The service comes in response to recent updates to the EPA’s chemical reporting requirements. The CDR Rule was passed in August 2011, and in June 2011, the EPA reclassified about 150 chemicals which previously had not been disclosed to the public.
According to 3E Company, an important part of the CDR Rule is related to the nondisclosure of chemical data that a company calls “confidential business information” (CBI), and part of the updated rulings aims to reduce the number of CBI claims. If a company wants to make a CBI claim, then the company must provide the EPA with up-front evidence for its claim.
Other changes include:
- A shift in reporting frequency from every five years to every four years, making companies responsible to report 2011 manufacturing, processing, and use as well as 2010 production volume by June 30, 2012.
- A requirement to report if the production volume of a chemical substance meets or exceeds the 25,000-pound threshold during the principal reporting year (i.e., calendar year 2011)
The 3E Company service includes tools to help companies evaluate whether to proactively declassify chemical data, or to substantiate business confidentiality claims in the face of an EPA challenge. The service addresses the entire chemical life cycle and includes other reporting and compliance tools, such as regulatory research, MSDS management, emergency response, regulatory reporting, and electronic filing.

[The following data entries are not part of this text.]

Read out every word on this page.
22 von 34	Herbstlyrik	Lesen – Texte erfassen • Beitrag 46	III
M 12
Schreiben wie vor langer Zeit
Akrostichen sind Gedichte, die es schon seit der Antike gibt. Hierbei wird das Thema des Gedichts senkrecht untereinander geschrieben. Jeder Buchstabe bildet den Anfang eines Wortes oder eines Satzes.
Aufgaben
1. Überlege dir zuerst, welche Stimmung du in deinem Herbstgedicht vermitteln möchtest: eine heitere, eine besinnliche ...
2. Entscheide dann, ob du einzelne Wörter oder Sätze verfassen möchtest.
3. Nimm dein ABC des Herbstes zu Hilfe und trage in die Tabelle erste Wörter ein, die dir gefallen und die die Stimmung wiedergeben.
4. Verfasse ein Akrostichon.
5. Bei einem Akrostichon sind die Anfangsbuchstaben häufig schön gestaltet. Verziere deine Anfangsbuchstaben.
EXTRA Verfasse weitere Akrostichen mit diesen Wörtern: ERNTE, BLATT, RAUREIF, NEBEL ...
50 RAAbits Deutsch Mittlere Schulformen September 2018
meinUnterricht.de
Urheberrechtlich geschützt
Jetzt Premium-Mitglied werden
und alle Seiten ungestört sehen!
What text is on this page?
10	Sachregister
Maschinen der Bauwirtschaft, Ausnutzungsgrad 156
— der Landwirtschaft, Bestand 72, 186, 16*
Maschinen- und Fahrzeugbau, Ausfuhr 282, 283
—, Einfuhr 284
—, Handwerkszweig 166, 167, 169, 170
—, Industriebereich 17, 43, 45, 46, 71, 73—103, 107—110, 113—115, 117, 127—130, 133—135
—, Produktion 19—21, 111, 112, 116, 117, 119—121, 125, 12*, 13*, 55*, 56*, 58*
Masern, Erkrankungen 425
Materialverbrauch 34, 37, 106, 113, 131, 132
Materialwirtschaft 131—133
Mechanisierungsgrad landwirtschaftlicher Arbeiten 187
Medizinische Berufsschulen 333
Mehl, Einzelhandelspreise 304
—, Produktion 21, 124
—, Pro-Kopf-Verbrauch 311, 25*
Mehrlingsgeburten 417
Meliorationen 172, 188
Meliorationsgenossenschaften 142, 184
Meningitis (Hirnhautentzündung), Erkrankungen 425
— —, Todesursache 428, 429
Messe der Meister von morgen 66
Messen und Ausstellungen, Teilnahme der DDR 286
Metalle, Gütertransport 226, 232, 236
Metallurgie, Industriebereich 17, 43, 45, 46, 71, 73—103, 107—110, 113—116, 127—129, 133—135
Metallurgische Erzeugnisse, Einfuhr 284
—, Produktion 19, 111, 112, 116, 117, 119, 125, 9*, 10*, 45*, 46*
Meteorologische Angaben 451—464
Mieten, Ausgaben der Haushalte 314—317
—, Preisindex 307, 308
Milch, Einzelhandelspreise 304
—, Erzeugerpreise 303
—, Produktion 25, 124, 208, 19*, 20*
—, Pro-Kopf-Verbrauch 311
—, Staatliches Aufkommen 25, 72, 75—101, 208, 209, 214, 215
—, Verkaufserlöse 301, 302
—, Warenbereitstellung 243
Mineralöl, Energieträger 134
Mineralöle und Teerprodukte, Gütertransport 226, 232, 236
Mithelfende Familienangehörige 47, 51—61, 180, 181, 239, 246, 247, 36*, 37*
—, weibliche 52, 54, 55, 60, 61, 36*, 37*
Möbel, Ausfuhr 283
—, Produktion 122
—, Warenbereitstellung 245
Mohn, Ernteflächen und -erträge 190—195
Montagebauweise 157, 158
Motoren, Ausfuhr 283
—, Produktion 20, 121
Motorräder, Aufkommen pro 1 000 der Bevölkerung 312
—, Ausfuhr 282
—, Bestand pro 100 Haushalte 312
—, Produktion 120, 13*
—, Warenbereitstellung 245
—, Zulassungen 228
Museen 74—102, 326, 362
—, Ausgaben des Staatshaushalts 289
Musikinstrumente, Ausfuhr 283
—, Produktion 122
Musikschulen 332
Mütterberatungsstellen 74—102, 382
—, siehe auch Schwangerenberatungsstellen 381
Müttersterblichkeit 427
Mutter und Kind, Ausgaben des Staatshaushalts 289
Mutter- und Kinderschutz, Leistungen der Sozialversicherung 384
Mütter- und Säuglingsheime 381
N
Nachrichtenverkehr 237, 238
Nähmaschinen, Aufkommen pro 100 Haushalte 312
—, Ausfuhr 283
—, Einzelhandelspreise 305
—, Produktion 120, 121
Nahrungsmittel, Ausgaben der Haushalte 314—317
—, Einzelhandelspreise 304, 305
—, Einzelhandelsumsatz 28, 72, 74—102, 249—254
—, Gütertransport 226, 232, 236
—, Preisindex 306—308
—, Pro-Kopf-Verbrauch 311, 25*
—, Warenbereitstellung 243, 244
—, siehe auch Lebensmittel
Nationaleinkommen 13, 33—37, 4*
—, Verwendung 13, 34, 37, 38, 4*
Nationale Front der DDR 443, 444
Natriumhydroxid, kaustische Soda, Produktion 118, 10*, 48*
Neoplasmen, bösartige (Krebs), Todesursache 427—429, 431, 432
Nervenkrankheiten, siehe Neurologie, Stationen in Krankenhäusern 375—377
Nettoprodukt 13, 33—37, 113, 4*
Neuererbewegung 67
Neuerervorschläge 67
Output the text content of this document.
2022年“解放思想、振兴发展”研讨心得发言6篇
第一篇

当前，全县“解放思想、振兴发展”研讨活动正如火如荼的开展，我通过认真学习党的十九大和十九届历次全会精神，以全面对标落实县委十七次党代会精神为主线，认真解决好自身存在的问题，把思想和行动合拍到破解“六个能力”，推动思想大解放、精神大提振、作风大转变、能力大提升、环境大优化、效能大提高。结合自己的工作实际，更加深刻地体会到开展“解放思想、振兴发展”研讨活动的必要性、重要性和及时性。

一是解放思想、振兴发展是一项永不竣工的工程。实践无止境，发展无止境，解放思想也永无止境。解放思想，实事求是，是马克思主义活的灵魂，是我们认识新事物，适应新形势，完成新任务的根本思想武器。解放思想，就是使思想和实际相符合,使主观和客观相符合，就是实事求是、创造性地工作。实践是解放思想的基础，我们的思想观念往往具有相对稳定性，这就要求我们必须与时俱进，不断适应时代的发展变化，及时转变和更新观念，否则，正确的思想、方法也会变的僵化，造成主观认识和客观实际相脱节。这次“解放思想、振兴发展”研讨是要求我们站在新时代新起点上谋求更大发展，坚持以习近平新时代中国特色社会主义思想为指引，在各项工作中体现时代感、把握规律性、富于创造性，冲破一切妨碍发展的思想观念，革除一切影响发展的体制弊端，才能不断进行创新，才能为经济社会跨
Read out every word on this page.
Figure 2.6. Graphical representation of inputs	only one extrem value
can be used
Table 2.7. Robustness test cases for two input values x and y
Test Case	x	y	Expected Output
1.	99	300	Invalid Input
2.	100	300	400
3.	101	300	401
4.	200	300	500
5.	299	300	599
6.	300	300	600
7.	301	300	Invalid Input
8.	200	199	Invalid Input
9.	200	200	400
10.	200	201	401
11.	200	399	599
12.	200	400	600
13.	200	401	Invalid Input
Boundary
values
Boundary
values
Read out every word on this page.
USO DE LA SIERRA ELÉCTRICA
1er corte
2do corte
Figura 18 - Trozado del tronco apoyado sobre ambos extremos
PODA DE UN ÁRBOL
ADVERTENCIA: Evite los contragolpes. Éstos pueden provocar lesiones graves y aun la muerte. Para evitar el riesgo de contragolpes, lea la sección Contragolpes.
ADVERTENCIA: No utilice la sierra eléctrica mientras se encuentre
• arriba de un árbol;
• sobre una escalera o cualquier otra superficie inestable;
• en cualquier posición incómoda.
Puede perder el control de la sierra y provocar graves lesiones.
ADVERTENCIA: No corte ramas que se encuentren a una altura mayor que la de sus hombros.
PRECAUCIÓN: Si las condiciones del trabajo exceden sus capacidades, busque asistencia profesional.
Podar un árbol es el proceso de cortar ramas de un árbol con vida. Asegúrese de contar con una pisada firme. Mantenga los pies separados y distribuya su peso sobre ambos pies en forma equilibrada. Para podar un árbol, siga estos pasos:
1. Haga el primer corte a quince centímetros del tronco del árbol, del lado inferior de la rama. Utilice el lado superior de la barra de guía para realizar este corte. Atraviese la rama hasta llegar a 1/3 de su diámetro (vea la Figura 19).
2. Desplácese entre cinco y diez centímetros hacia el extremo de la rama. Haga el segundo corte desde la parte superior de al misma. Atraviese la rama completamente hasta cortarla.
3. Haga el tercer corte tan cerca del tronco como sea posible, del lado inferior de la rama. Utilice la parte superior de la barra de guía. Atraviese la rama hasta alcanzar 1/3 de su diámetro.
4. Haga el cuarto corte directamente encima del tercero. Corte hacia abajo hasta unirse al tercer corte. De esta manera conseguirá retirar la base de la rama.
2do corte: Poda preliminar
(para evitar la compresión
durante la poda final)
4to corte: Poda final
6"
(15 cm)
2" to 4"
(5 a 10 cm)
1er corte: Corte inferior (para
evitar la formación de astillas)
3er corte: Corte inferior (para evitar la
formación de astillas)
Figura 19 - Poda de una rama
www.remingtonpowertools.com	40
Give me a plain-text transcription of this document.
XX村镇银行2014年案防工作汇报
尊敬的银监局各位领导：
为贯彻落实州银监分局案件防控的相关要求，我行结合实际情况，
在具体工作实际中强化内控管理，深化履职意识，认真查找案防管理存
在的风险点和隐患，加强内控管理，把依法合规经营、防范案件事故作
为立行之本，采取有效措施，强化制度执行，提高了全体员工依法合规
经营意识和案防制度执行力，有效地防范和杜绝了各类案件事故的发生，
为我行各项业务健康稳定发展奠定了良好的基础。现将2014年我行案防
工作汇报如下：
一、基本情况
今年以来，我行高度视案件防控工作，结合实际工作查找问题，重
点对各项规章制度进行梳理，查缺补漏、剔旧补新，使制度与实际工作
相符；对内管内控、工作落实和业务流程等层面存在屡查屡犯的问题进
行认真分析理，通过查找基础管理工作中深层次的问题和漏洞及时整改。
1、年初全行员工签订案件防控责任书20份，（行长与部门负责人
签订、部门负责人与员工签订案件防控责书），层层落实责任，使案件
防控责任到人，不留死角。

In related news, the Green Chemistry and Commerce Council (GC3) has built a new database – The Retailer Portal – a key feature in the group’s recent website redesign.
The Retailer Portal is a database of tools and systems to evaluate and manage chemical ingredients in the products retailers buy and sell. The GC3 initiative seeks to provide retailers with the knowledge needed to understand more about the chemicals in the products they sell and to find safer alternatives to chemicals of concern.
The new portal features an interface categorized by retail segment called “Tools to Evaluate Chemical Ingredients in Products.” Retailers can review restricted substances lists, standards, certifications labels, third-party evaluation tools, and consumer guides relevant to a particular segment, e.g., electronics, automotive, toys or building materials.